Tandis que les plus grands négociants en pétrole du monde décortiquaient des images satellites et des briefings du Pentagone à la recherche d’indices sur le sort du détroit d’Hormuz, une petite société de recherche de Manhattan a eu l’idée d’aller simplement y faire un tour en hors-bord.
Citrini Research, la société-boutique qui a dérouté les investisseurs en IA avec un appel baissier au début de cette année, affirme avoir emballé une valise Pelican avec 15 000 dollars en liquide, un téléphone Xiaomi à fort zoom, un stabilisateur, un kit micro et un paquet de sachets de nicotine sans tabac Zyn, et avoir envoyé un analyste dans le goulet d’étranglement le plus lourd de conséquences des marchés mondiaux de l’énergie.
Environ 20 % du pétrole mondial et 25 % de son gaz naturel liquéfié passent par ce passage de 54 miles entre l’Iran et Oman.
“Personne – littéralement personne, pas les analystes, pas les correspondants, pas les généraux à la retraite intervenant sur les chaînes d’info en continu” ne savait ce qui se passait réellement, a écrit Citrini. Tout le monde, a-t-il déclaré, travaillait à partir des “mêmes vieilles images satellites et des mêmes sources anonymes du Pentagone”.
Dans le détroit
L’analyste, que la société appelle simplement “Analyste n° 3” pour éviter son identification, a traversé la péninsule de Musandam d’Oman – ce doigt de terre qui s’avance dans le détroit par le sud.
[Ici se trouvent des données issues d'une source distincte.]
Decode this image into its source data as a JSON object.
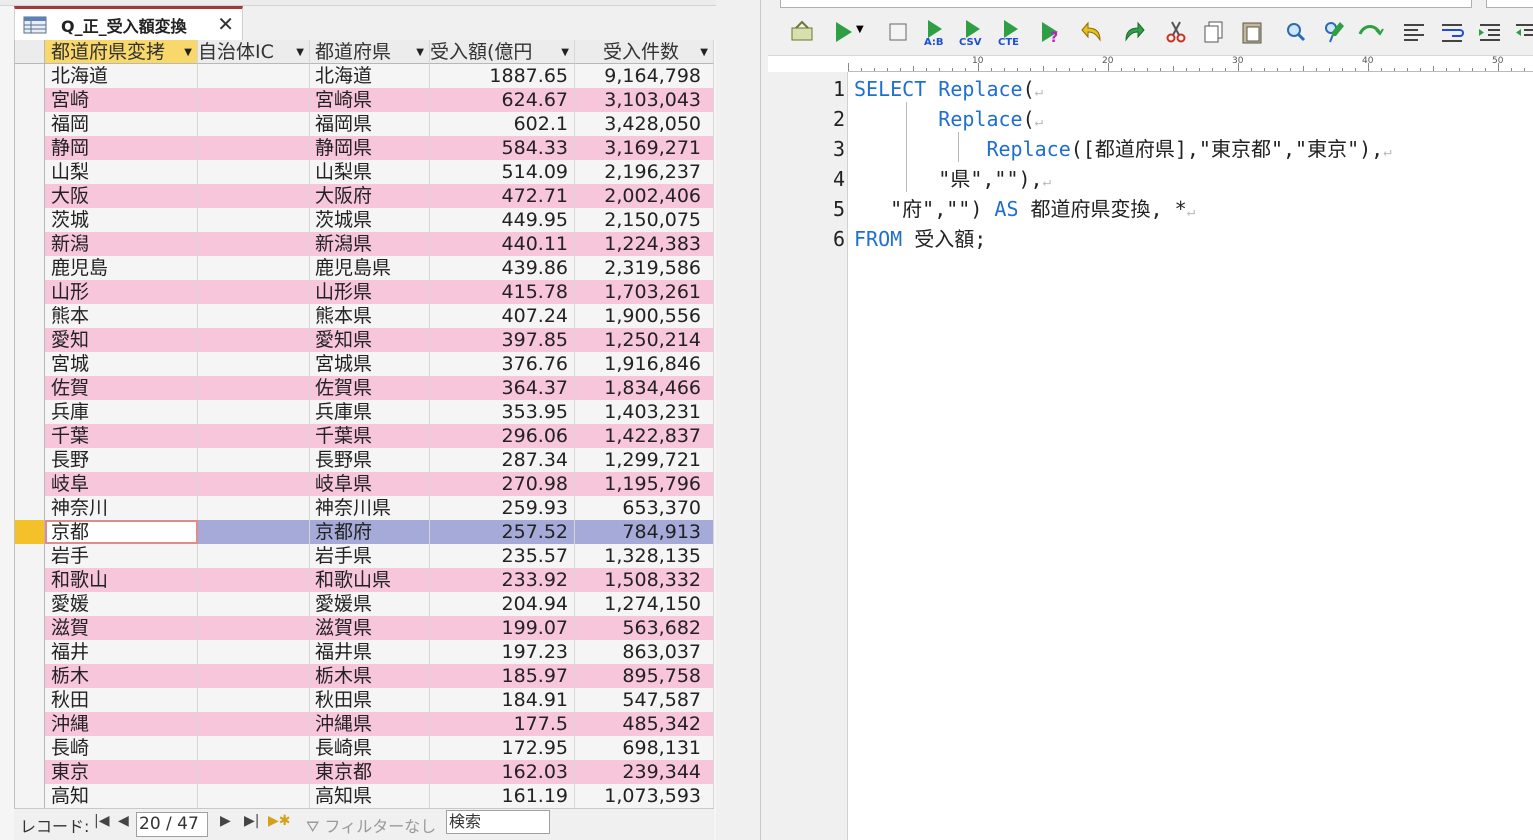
{
  "access": {
    "tab_title": "Q_正_受入額変換",
    "tab_close": "✕",
    "columns": [
      "都道府県変換",
      "自治体ID",
      "都道府県",
      "受入額(億円)",
      "受入件数"
    ],
    "column_visible": [
      "都道府県変拷",
      "自治体IC",
      "都道府県",
      "受入額(億円",
      "受入件数"
    ],
    "rows": [
      {
        "a": "北海道",
        "b": "",
        "c": "北海道",
        "d": "1887.65",
        "e": "9,164,798"
      },
      {
        "a": "宮崎",
        "b": "",
        "c": "宮崎県",
        "d": "624.67",
        "e": "3,103,043"
      },
      {
        "a": "福岡",
        "b": "",
        "c": "福岡県",
        "d": "602.1",
        "e": "3,428,050"
      },
      {
        "a": "静岡",
        "b": "",
        "c": "静岡県",
        "d": "584.33",
        "e": "3,169,271"
      },
      {
        "a": "山梨",
        "b": "",
        "c": "山梨県",
        "d": "514.09",
        "e": "2,196,237"
      },
      {
        "a": "大阪",
        "b": "",
        "c": "大阪府",
        "d": "472.71",
        "e": "2,002,406"
      },
      {
        "a": "茨城",
        "b": "",
        "c": "茨城県",
        "d": "449.95",
        "e": "2,150,075"
      },
      {
        "a": "新潟",
        "b": "",
        "c": "新潟県",
        "d": "440.11",
        "e": "1,224,383"
      },
      {
        "a": "鹿児島",
        "b": "",
        "c": "鹿児島県",
        "d": "439.86",
        "e": "2,319,586"
      },
      {
        "a": "山形",
        "b": "",
        "c": "山形県",
        "d": "415.78",
        "e": "1,703,261"
      },
      {
        "a": "熊本",
        "b": "",
        "c": "熊本県",
        "d": "407.24",
        "e": "1,900,556"
      },
      {
        "a": "愛知",
        "b": "",
        "c": "愛知県",
        "d": "397.85",
        "e": "1,250,214"
      },
      {
        "a": "宮城",
        "b": "",
        "c": "宮城県",
        "d": "376.76",
        "e": "1,916,846"
      },
      {
        "a": "佐賀",
        "b": "",
        "c": "佐賀県",
        "d": "364.37",
        "e": "1,834,466"
      },
      {
        "a": "兵庫",
        "b": "",
        "c": "兵庫県",
        "d": "353.95",
        "e": "1,403,231"
      },
      {
        "a": "千葉",
        "b": "",
        "c": "千葉県",
        "d": "296.06",
        "e": "1,422,837"
      },
      {
        "a": "長野",
        "b": "",
        "c": "長野県",
        "d": "287.34",
        "e": "1,299,721"
      },
      {
        "a": "岐阜",
        "b": "",
        "c": "岐阜県",
        "d": "270.98",
        "e": "1,195,796"
      },
      {
        "a": "神奈川",
        "b": "",
        "c": "神奈川県",
        "d": "259.93",
        "e": "653,370"
      },
      {
        "a": "京都",
        "b": "",
        "c": "京都府",
        "d": "257.52",
        "e": "784,913"
      },
      {
        "a": "岩手",
        "b": "",
        "c": "岩手県",
        "d": "235.57",
        "e": "1,328,135"
      },
      {
        "a": "和歌山",
        "b": "",
        "c": "和歌山県",
        "d": "233.92",
        "e": "1,508,332"
      },
      {
        "a": "愛媛",
        "b": "",
        "c": "愛媛県",
        "d": "204.94",
        "e": "1,274,150"
      },
      {
        "a": "滋賀",
        "b": "",
        "c": "滋賀県",
        "d": "199.07",
        "e": "563,682"
      },
      {
        "a": "福井",
        "b": "",
        "c": "福井県",
        "d": "197.23",
        "e": "863,037"
      },
      {
        "a": "栃木",
        "b": "",
        "c": "栃木県",
        "d": "185.97",
        "e": "895,758"
      },
      {
        "a": "秋田",
        "b": "",
        "c": "秋田県",
        "d": "184.91",
        "e": "547,587"
      },
      {
        "a": "沖縄",
        "b": "",
        "c": "沖縄県",
        "d": "177.5",
        "e": "485,342"
      },
      {
        "a": "長崎",
        "b": "",
        "c": "長崎県",
        "d": "172.95",
        "e": "698,131"
      },
      {
        "a": "東京",
        "b": "",
        "c": "東京都",
        "d": "162.03",
        "e": "239,344"
      },
      {
        "a": "高知",
        "b": "",
        "c": "高知県",
        "d": "161.19",
        "e": "1,073,593"
      }
    ],
    "current_row_index": 19,
    "nav": {
      "record_label": "レコード:",
      "first": "|◀",
      "prev": "◀",
      "position": "20 / 47",
      "next": "▶",
      "last": "▶|",
      "new": "▶✱",
      "filter": "フィルターなし",
      "search": "検索"
    },
    "colors": {
      "row_even": "#f8c6da",
      "row_odd": "#f5f5f5",
      "row_current": "#a6aad8",
      "header_active": "#f8d86a",
      "tab_accent": "#a4373a"
    }
  },
  "editor": {
    "ruler_labels": [
      "10",
      "20",
      "30",
      "40",
      "50"
    ],
    "line_numbers": [
      "1",
      "2",
      "3",
      "4",
      "5",
      "6"
    ],
    "lines": [
      {
        "parts": [
          {
            "t": "SELECT",
            "k": true
          },
          {
            "t": " "
          },
          {
            "t": "Replace",
            "k": true
          },
          {
            "t": "("
          }
        ]
      },
      {
        "parts": [
          {
            "t": "       "
          },
          {
            "t": "Replace",
            "k": true
          },
          {
            "t": "("
          }
        ]
      },
      {
        "parts": [
          {
            "t": "           "
          },
          {
            "t": "Replace",
            "k": true
          },
          {
            "t": "([都道府県],\"東京都\",\"東京\"),"
          }
        ]
      },
      {
        "parts": [
          {
            "t": "       \"県\",\"\"),"
          }
        ]
      },
      {
        "parts": [
          {
            "t": "   \"府\",\"\") "
          },
          {
            "t": "AS",
            "k": true
          },
          {
            "t": " 都道府県変換, *"
          }
        ]
      },
      {
        "parts": [
          {
            "t": "FROM",
            "k": true
          },
          {
            "t": " 受入額;"
          }
        ]
      }
    ],
    "eol_marker": "↵",
    "toolbar_icons": [
      "open-icon",
      "run-icon",
      "stop-icon",
      "run-ab-icon",
      "csv-icon",
      "cte-icon",
      "run-help-icon",
      "undo-icon",
      "redo-icon",
      "cut-icon",
      "copy-icon",
      "paste-icon",
      "find-icon",
      "replace-icon",
      "format-icon",
      "align-icon",
      "wrap-icon",
      "indent-icon",
      "outdent-icon"
    ],
    "toolbar_labels": {
      "ab": "A:B",
      "csv": "CSV",
      "cte": "CTE",
      "help": "?"
    },
    "colors": {
      "keyword": "#1f6fd0",
      "text": "#222222"
    }
  }
}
Contre l’avis des fonctionnaires des frontières omanaises et de deux officiers de la garde côtière armés de fusils d’assaut, le n°3 a loué un hors-bord sans GPS, commandé par un homme qu’il avait rencontré trois heures plus tôt dans un port en sortant une liasse de billets, et s’est dirigé vers les eaux ouvertes. Il s’est approché à moins de dix-huit miles de la côte iranienne alors que des drones Shahed survolaient la zone et que des bateaux de patrouille du Corps des gardiens de la révolution islamique (CGRI) circulaient au loin.
Il a finalement été intercepté, détenu et son téléphone confisqué par les autorités de la garde côtière avant de retourner à New York pour ce que la firme a décrit comme un “compte rendu de huit heures”.
Ce que les données manquent
Ce qu’a trouvé l’analyste remet en question le récit qui fait avancer les marchés pétroliers. Les navires continuent de se déplacer – à environ 15 navires par jour, avec un volume qui augmente dans les jours précédant la publication, selon le rapport de Citrini.
La société affirme que le système de suivi des navires AIS standard, qui diffuse la position, la vitesse et l’identité d’un navire, sous-estime gravement le trafic réel. “Des pétroliers passent quatre ou cinq fois par jour, complètement invisibles sur l’AIS”, indique le rapport. “Le volume, ont-ils dit, est supérieur à ce que les données suggèrent, et il s’est accéléré ces deux derniers jours dans le canal de Qeshm.”
Un point de contrôle, pas un blocus
Le CGRI, selon le rapport, permet sélectivement le transit des navires après approbation préalable, créant ce que Citrini a décrit comme “un poste de contrôle fonctionnel” dans la plus importante artère pétrolière du monde.
“Cela devrait faire comprendre que ce que nous avons décrit comme notre point de vue sur le conflit est nuancé”, a écrit la société. “Cela ne s’inscrit pas parfaitement dans les cases ‘détroit ouvert, brut en baisse’ ou ‘détroit fermé, brut en hausse’.”
Le commerce
La conclusion d’investissement de Citrini est que la perturbation est réelle mais lente – pas une explosion binaire. “Nous pensons que la perturbation est plus longue et que la nouvelle normalité implique une prime de risque permanente”, a écrit la société, ajoutant qu’elle s’attend à ce que le trafic se rétablisse jusqu’à 50 % des niveaux d’avant le conflit dans un délai de quatre à six semaines.
Ce point de vue sous-tend une préférence pour une exposition au brut à plus long terme. La société préfère les contrats WTI de décembre 2026 au mois à venir – pariant que les dégâts vont s’intégrer aux prix du pétrole au fil du temps plutôt que de se résoudre rapidement.
Il est certain que les résultats sont basés sur un seul voyage sur le terrain et des récits anecdotiques qui sont difficiles à vérifier de manière indépendante.